Couple of Studies Identify A Detectable Pre-Cancerous State In The Blood
Two new studies have uncovered an easily detectable "pre-malignant" state in the blood that significantly increases the likelihood that an individual will go on to develop blood cancers such as leukemia, lymphoma, or myelodysplastic syndrome.
The discovery made by two independent studies opens new avenues for research aimed at early detection and prevention of blood cancer.
The "pre-malignant" state identified by the studies becomes more common with age. It is rare in those under the age of 40 but appears with increasing frequency with each decade of life that passes, according to study findings.
"People often think about disease in black and white - that there's 'healthy' and there's 'disease' - but in reality most disease develops gradually over months or years. These findings give us a window on these early stages in the development of blood cancer," said Steven McCarroll, senior author of one of the papers in the press release.
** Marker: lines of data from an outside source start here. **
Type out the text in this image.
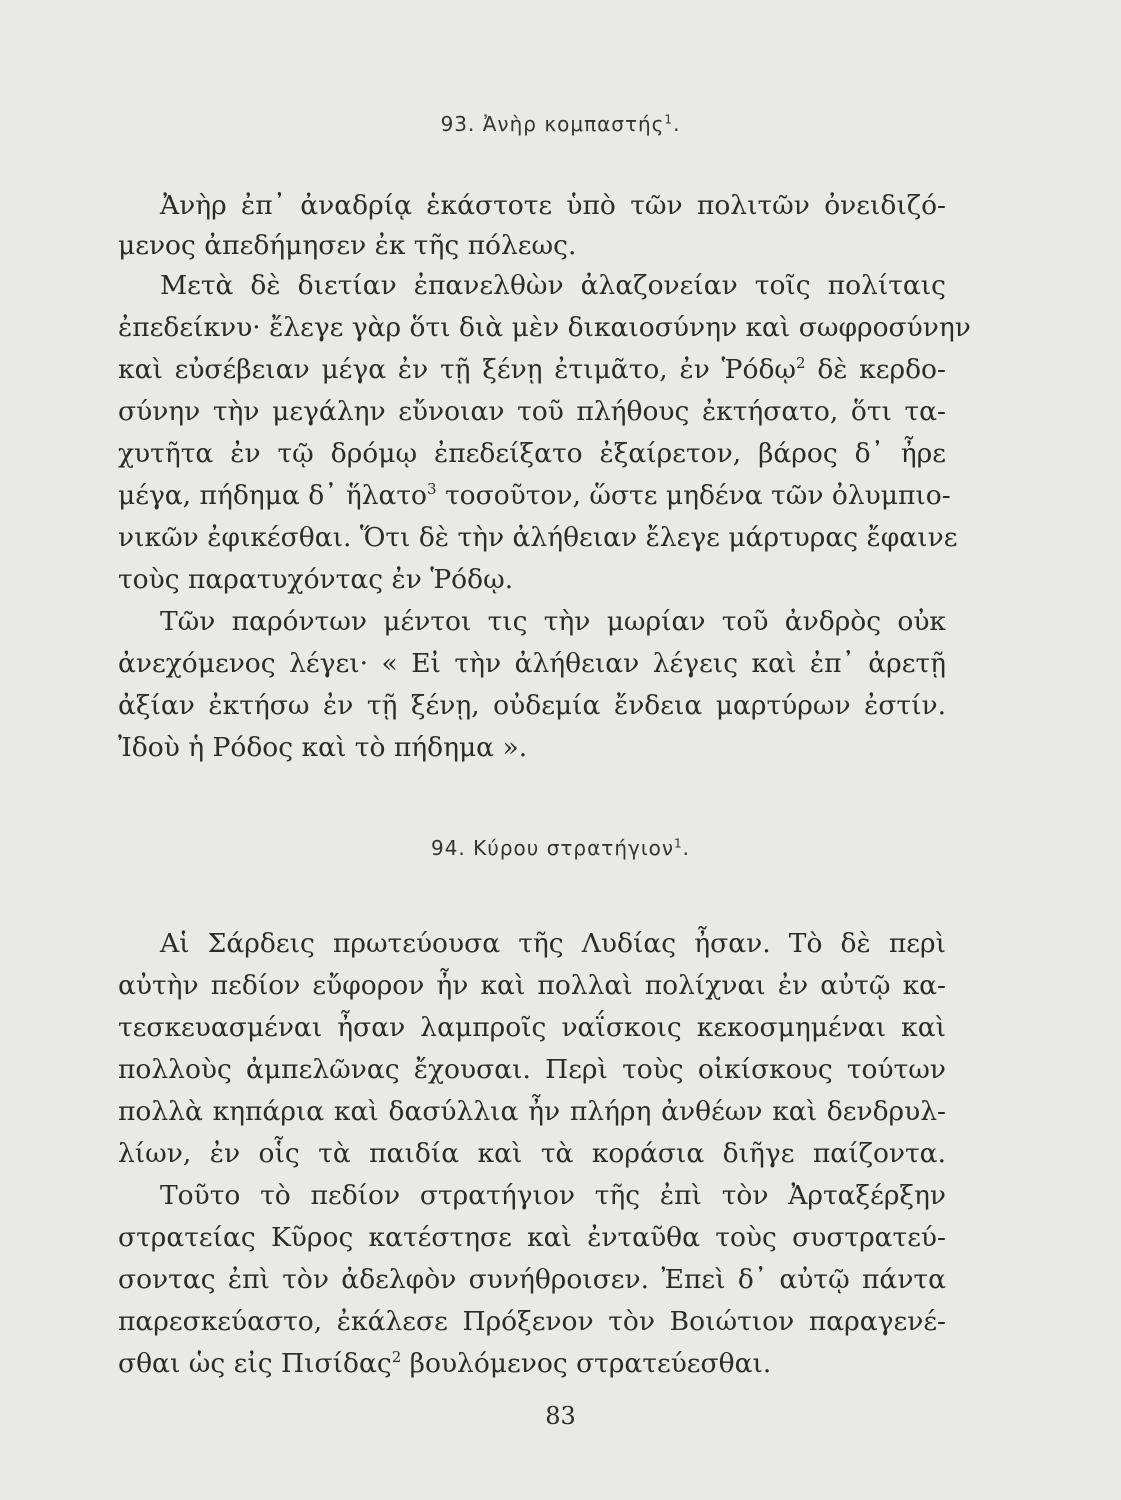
93. Ἀνὴρ κομπαστής$^1$.
Ἀνὴρ ἐπ᾽ ἀναδρίᾳ ἑκάστοτε ὑπὸ τῶν πολιτῶν ὀνειδιζό-
μενος ἀπεδήμησεν ἐκ τῆς πόλεως.
Μετὰ δὲ διετίαν ἐπανελθὼν ἀλαζονείαν τοῖς πολίταις
ἐπεδείκνυ· ἔλεγε γὰρ ὅτι διὰ μὲν δικαιοσύνην καὶ σωφροσύνην
καὶ εὐσέβειαν μέγα ἐν τῇ ξένῃ ἐτιμᾶτο, ἐν Ῥόδῳ$^2$ δὲ κερδο-
σύνην τὴν μεγάλην εὔνοιαν τοῦ πλήθους ἐκτήσατο, ὅτι τα-
χυτῆτα ἐν τῷ δρόμῳ ἐπεδείξατο ἐξαίρετον, βάρος δ᾽ ἦρε
μέγα, πήδημα δ᾽ ἥλατο$^3$ τοσοῦτον, ὥστε μηδένα τῶν ὀλυμπιο-
νικῶν ἐφικέσθαι. Ὅτι δὲ τὴν ἀλήθειαν ἔλεγε μάρτυρας ἔφαινε
τοὺς παρατυχόντας ἐν Ῥόδῳ.
Τῶν παρόντων μέντοι τις τὴν μωρίαν τοῦ ἀνδρὸς οὐκ
ἀνεχόμενος λέγει· « Εἰ τὴν ἀλήθειαν λέγεις καὶ ἐπ᾽ ἀρετῇ
ἀξίαν ἐκτήσω ἐν τῇ ξένῃ, οὐδεμία ἔνδεια μαρτύρων ἐστίν.
Ἰδοὺ ἡ Ρόδος καὶ τὸ πήδημα ».
94. Κύρου στρατήγιον$^1$.
Αἱ Σάρδεις πρωτεύουσα τῆς Λυδίας ἦσαν. Τὸ δὲ περὶ
αὐτὴν πεδίον εὔφορον ἦν καὶ πολλαὶ πολίχναι ἐν αὐτῷ κα-
τεσκευασμέναι ἦσαν λαμπροῖς ναΐσκοις κεκοσμημέναι καὶ
πολλοὺς ἀμπελῶνας ἔχουσαι. Περὶ τοὺς οἰκίσκους τούτων
πολλὰ κηπάρια καὶ δασύλλια ἦν πλήρη ἀνθέων καὶ δενδρυλ-
λίων, ἐν οἷς τὰ παιδία καὶ τὰ κοράσια διῆγε παίζοντα.
Τοῦτο τὸ πεδίον στρατήγιον τῆς ἐπὶ τὸν Ἀρταξέρξην
στρατείας Κῦρος κατέστησε καὶ ἐνταῦθα τοὺς συστρατεύ-
σοντας ἐπὶ τὸν ἀδελφὸν συνήθροισεν. Ἐπεὶ δ᾽ αὐτῷ πάντα
παρεσκεύαστο, ἐκάλεσε Πρόξενον τὸν Βοιώτιον παραγενέ-
σθαι ὡς εἰς Πισίδας$^2$ βουλόμενος στρατεύεσθαι.
83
"Cancer is the end-stage of the process," added Siddhartha Jaiswal, a Broad associated scientist and clinical fellow from Massachusetts General Hospital who was first author of Ebert's paper. "By the time a cancer has become clinically detectable it has accumulated several mutations that have evolved over many years. What we are primarily detecting here is an early, pre-malignant stage in which the cells have acquired just one initiating mutation."
The study findings will appear this week in the New England Journal of Medicine.